- Syedwala Location within Pakistan
- Coordinates: 31°07′30″N 73°30′18″E﻿ / ﻿31.1250°N 73.5050°E
- Country: Pakistan
- Province: Punjab
- District: Nankana Sahib District
- Established: 20 July 2013
- Elevation: 177 m (581 ft)
- Time zone: UTC+5 (PST)
- • Summer (DST): UTC+6 (PDT)
- Postal code: 039150
- Calling code: 056

= Syedwala =

Pakistani town

Syedwala (سید والا) is a historic town located in the Nankana Sahib District of Punjab (Pakistan). Recently designated as a new tehsil within the district, it has a total population of 102,185 according to the 2017 census. Syedwala is the most advanced city in District Nankana Sahib. It was recently planned after the 1990s due to flooding in the old Syedwala. The new Syedwala is modern and beautifully organized into blocks.

== Geography ==
The town lies on the banks of the Ravi River in Nankana Sahib, and connects the Faisalabad District, Sheikhupura District, and Okara District. The city is situated 27 km from Jaranwala. A bridge spans the Ravi River there.

== History ==
Sher Shah Suri laid the foundation of Syedwala while he was in power. Suri was interested in building new cities, roads and buildings according to military requirements. When his Army passed by Syedwala, he recognized the area as a hub point for Punjab. The Ravi River's presence encourage him to build a city there.
Syedwala old name is nanak chand
Immigrants were drawn to the city due to its safety, cleanliness, and the fact that it was directly governed by Suri. Syedwala became a home for trade and art throughout the region.

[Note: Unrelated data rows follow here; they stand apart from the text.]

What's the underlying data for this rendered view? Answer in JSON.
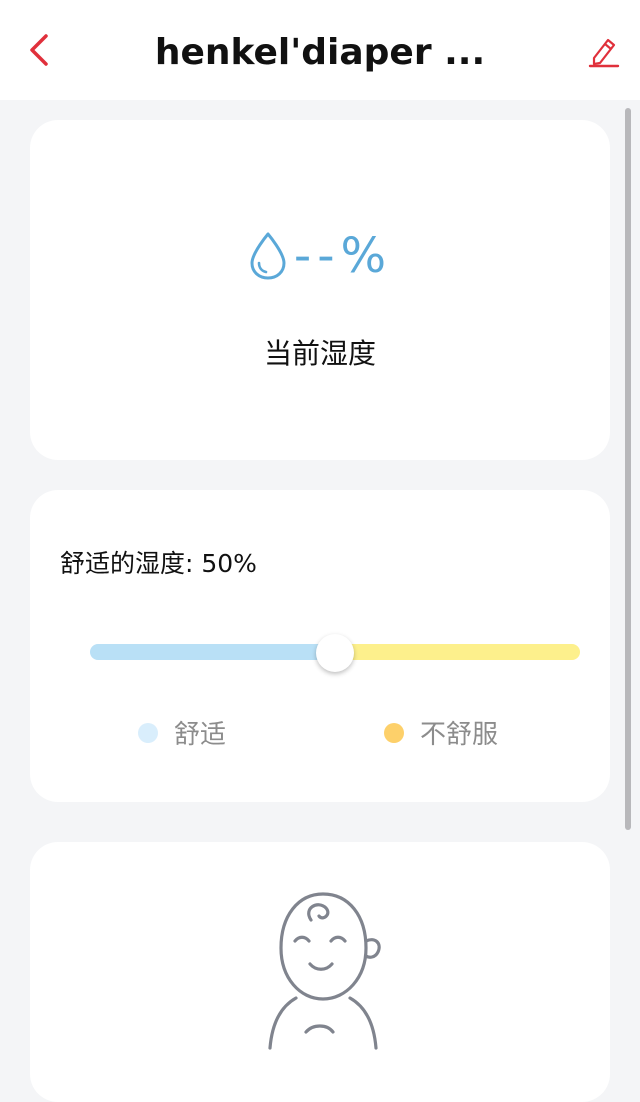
{
  "header": {
    "title": "henkel'diaper ..."
  },
  "humidity": {
    "value": "--%",
    "label": "当前湿度"
  },
  "comfort": {
    "title": "舒适的湿度: 50%",
    "slider_value_percent": 50,
    "legend": [
      {
        "label": "舒适",
        "color": "#d9eefc"
      },
      {
        "label": "不舒服",
        "color": "#fdd06a"
      }
    ]
  },
  "colors": {
    "accent_red": "#e0303b",
    "humidity_blue": "#5aa8d8",
    "track_comfy": "#b9e0f6",
    "track_uncomfy": "#fdf08c"
  },
  "icons": {
    "back": "chevron-left-icon",
    "edit": "pencil-icon",
    "humidity": "water-drop-icon",
    "baby": "baby-icon"
  }
}
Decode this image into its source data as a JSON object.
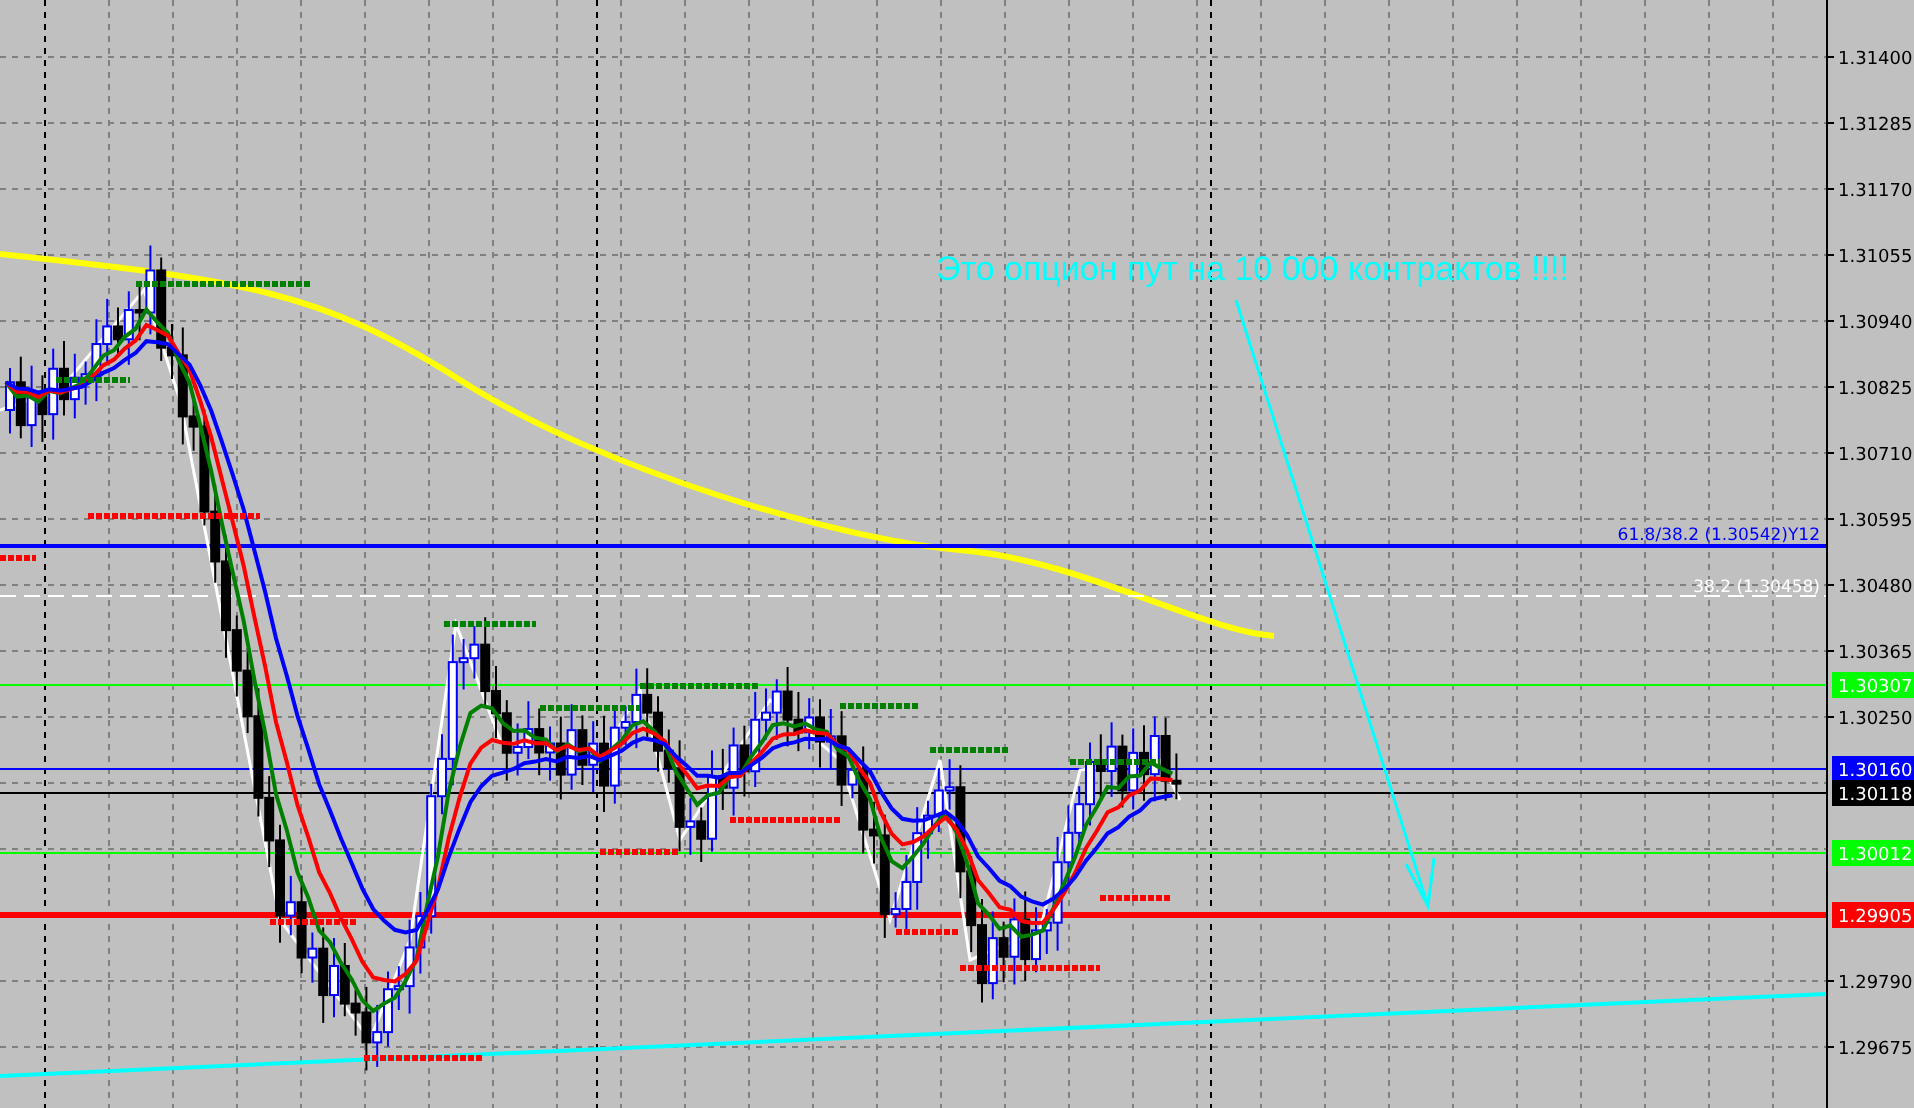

In 1661, when Mughal Ruler Muhi-ud-Din Muhammad Aurangzeb was the ruler of the sub-continent, a great flood destroyed the city. A new Syedwala was then constructed 3 miles away. Syedwala quickly excelled again in the fields of art and culture and became a trading hub. In 1804, Maharaja Ranjeet Singh took over Syedwala. Until the rule of the British Empire, Syedwala remained in the hands of Sikhs.

===Timeline===
- From 1813 to 1849, Syedwala remained a part of Jhang Province.
- 1849: became a part of the District Pakpattan.
- 1855: merged in Gogera Tehsil.
- 1864: became a part of Montgomery Sahiwal.
- 1881: was class 3 town Municipal Committee. At that time Sheikhupura was a small village.
- 1913: merged into District Lyallpur (Faisalabad) including its 137 villages.
- 1922: merged both into District Sheikhupura and Nankana Sahib simultaneously.
- 2005: became part of Nankana Sahib District

==Flood==

This city was destroyed by flood in three stages. The first flood in 1920 ruined one-third of the city. The second flood demolished half of the city in 1940. The whole city vanished in the flood in 1957-1958. At that time, the population was 3156.

On 9 October 1987, a flood once more threatened to destroy New Syedwala, but the new city was 2 km away from the river. Although the city remained safe, the flood produced a great panic and disturbance among the peoples of New Syedwala.

==Industries==
- Rice factories (07)
- Ice factories (03)
- Poultry farms (15)
- Record Label Haider Prast

==Transportation==
Syedwala is 11 Km from Jaranwala-interchange on Exit-4 M-3 motorway (Pakistan).